My friend from whom I had first heard the aphorism clarified for me that it came about he thinks in the Second World War when in doing reconnaissance (since “time spent on reconnaissance is rarely wasted”) officers found that the area they wished particularly to study required two maps side by side, or even four maps corner-to-corner, because as sod’s law would have it the particularly interesting terrain, the terrain of particular concern for the battle to come, was right on the edge or at the corner of the map. (The problem is solved now by the maps all being digital so one can choose where to have the centre point.)

I can understand this militarily, but confess some puzzlement as to what Bresson was thinking. My interpretation is that it is in the juxtaposition between shot A and shot B of a film that significant meaning arises: at the point where the shot changes, i.e. the joins, the spectator is pitched into a new development, or the unexpected, or sudden enhanced anticipation of what is going to happen.

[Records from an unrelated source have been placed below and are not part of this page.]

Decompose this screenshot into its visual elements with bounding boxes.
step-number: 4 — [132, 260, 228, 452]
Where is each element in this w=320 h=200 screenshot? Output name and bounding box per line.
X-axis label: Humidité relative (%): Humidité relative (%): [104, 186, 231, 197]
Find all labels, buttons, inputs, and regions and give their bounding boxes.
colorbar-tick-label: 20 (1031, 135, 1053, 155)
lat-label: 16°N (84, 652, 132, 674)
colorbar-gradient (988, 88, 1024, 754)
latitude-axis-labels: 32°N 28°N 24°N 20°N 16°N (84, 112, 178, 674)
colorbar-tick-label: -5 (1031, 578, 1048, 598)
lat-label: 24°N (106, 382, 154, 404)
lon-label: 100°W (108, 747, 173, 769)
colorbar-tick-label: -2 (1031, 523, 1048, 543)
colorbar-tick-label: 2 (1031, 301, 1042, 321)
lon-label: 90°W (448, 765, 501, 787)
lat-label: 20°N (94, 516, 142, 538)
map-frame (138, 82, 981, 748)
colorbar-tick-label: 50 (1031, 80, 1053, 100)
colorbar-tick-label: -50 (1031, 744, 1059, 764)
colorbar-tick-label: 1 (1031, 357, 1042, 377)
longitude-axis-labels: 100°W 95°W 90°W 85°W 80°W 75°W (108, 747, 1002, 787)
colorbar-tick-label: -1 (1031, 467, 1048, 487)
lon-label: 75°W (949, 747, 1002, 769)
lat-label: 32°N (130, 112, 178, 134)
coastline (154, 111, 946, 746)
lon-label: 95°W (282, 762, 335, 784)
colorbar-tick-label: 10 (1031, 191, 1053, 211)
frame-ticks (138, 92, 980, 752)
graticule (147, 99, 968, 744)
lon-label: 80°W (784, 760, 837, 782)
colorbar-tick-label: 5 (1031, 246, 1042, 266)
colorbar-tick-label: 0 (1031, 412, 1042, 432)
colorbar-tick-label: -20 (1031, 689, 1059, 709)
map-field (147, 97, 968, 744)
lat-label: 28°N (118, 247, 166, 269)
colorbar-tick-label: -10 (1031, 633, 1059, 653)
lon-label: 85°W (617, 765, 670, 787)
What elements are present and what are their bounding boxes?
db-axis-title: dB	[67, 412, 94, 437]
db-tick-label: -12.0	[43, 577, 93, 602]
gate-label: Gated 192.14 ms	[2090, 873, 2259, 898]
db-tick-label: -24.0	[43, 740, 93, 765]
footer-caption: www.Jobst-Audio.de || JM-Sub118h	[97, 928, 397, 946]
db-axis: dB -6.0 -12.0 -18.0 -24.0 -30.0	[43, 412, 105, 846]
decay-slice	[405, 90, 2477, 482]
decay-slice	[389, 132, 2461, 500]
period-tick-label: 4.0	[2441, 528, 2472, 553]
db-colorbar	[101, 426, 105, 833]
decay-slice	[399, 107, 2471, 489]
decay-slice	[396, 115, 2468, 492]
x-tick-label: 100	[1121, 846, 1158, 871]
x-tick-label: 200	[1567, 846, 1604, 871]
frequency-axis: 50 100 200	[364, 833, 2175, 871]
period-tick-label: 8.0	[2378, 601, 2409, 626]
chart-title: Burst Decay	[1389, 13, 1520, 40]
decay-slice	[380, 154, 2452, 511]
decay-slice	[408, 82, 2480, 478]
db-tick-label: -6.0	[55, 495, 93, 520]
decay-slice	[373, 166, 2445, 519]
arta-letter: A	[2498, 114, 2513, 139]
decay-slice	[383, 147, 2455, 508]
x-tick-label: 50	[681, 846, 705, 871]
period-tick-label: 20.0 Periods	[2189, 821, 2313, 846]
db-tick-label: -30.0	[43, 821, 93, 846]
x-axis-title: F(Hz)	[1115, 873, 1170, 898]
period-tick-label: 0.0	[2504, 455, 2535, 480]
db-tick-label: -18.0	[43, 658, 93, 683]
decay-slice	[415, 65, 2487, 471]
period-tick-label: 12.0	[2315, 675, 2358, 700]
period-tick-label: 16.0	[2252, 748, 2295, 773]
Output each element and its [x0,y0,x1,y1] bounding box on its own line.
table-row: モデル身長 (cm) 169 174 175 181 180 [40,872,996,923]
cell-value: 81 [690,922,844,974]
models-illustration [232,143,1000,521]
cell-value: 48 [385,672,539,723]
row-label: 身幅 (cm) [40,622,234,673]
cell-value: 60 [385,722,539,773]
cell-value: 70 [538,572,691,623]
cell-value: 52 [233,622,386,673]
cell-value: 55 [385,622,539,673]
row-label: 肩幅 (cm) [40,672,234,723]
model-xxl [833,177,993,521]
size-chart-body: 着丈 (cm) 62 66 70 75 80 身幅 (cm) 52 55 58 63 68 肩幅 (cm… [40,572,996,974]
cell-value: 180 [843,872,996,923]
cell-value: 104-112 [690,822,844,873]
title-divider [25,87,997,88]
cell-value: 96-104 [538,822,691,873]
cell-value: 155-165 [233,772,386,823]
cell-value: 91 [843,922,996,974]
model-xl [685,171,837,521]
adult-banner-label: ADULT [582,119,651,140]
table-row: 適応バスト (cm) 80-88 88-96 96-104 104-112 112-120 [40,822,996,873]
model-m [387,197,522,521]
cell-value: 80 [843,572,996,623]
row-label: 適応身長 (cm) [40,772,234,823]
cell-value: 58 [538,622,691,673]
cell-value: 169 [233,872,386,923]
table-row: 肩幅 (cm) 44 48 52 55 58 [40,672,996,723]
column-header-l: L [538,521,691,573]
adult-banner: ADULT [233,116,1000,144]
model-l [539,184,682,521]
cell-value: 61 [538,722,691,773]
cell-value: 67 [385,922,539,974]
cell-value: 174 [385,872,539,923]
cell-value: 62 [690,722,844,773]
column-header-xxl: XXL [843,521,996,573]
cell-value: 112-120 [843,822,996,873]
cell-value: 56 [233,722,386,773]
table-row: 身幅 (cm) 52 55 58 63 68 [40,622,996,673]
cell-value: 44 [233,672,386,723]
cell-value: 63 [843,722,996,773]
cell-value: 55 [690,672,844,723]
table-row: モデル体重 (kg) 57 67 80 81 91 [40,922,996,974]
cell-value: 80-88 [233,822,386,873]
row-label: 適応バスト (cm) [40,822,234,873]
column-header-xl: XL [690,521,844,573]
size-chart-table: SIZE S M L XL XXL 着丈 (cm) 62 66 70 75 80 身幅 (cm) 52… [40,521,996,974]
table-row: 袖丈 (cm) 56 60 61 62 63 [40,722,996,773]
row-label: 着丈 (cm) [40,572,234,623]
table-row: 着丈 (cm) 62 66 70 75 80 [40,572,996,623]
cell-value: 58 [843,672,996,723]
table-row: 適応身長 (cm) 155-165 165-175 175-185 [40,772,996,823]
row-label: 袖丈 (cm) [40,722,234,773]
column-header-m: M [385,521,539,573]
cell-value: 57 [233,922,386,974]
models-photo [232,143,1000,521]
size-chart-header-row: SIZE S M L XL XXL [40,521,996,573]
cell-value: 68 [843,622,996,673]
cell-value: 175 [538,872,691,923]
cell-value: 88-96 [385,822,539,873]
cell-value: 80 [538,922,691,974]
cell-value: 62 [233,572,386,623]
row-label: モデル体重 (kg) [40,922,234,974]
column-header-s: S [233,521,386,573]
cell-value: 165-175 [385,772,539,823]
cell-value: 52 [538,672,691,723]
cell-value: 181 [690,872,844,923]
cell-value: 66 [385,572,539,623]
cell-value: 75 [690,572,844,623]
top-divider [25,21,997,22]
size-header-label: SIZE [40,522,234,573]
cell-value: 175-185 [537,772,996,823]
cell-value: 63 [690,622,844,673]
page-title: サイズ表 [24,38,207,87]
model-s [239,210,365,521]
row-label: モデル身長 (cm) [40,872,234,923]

The general idea continues to have traction: the gnomic can somehow be mesmerising. Lo and behold it is the epigraph to Michael Ondaatje’s new novel ‘Warlight’ in this form: “Most of the great battles are fought in the creases of topographical maps.” In the acknowledgements this is credited to ‘a remark made by Robert Bresson during a filmed interview’. That brings the two strands together: the idea somehow current in the ether and the name of Robert Bresson. Roll over, Général de M.

Well I remain uncertain as to quite what Bresson meant, and wish he was still alive so that we could ask him. I think it may also relate closely to the precision of his film-making, especially in the reconnaissance stage, but also when he was improvising on set. Does it refer to stripping away everything to leave some essence?

Although Pawel Pawlikovsky’s Cold War could not be described as Bressonian, it does have that sense of precision that you find in Bresson’s films and which can be such an unexpected ingredient of compelling story-telling. I particularly admired the way that the narrative made jumps forcing the spectator to fill in the gaps, without ever at any point making this too difficult. It shares too with Bresson the quality of compression that makes the film much larger than its 88-minute length. In a hyperbolic age, this is extremely valuable.